“Learn from Germany”: A Convenient Myth Spread During Japan’s Lost Decades
As Japan entered its so-called Lost Twenty Years, media-friendly “scholars” increasingly promoted the slogan “Learn from Germany.” This essay exposes the emptiness of that claim, noting that Germany also maintains intelligence agencies equivalent to the CIA and has actively infiltrated extremist groups. It further argues that Japan’s exceptional vulnerability to anti-Japan propaganda is historically and internationally anomalous.
2016-03-13
Japan is probably one of the very few countries that does not possess an organization equivalent to the CIA.
So-called scholars who began appearing in the media in inverse proportion to Japan’s Lost Twenty Years repeatedly insisted on slogans such as “Learn from Germany,” statements whose dubious nature would be instantly obvious to anyone with a sound mind.

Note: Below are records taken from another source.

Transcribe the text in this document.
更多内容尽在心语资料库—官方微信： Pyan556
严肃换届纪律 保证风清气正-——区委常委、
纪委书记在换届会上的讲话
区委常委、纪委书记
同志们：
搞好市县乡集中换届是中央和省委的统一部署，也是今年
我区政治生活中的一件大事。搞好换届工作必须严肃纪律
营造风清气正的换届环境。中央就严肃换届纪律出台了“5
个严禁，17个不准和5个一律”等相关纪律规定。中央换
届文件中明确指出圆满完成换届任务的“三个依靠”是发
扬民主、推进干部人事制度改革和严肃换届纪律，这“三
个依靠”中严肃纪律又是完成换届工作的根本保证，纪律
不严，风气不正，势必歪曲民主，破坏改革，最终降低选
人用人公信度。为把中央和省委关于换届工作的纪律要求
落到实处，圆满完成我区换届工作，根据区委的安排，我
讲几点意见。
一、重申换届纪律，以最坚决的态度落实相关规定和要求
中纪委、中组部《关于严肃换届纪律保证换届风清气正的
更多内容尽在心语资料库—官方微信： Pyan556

As made clear in a recent article published in Newsweek Japan, it goes without saying that Germany also has an intelligence organization comparable to the CIA. In fact, the leadership of the right-wing NPD was so thoroughly infiltrated by government spies that a court even suspended its judgment.
Then what about Japan? These scholars have said absolutely nothing about this issue. Naturally, they could not. It would not be an exaggeration to say that many of them were individuals manipulated by the governments and intelligence services of South Korea and China.
Japan and the Japanese people must never again commit the folly of favoring in the media those who have sought to belittle Japan and place it on the same level as China or South Korea—or even below them.
They must never again elevate those who refuse to acknowledge Japan as a great nation, or as a country in which the Turntable of Civilization turns by divine providence, and who have persistently attempted to weaken Japan.
Just think about it.
The United States, which has both the CIA and the FBI, once seriously attempted to deport even John Lennon. Lennon himself came close to breaking down, and only after a prolonged legal battle did he finally prevail in court.
Japan’s defenselessness toward forces that seek to degrade the nation, and toward countries that effectively adopt anti-Japan propaganda as national policy, is an abnormal condition found nowhere else in the world.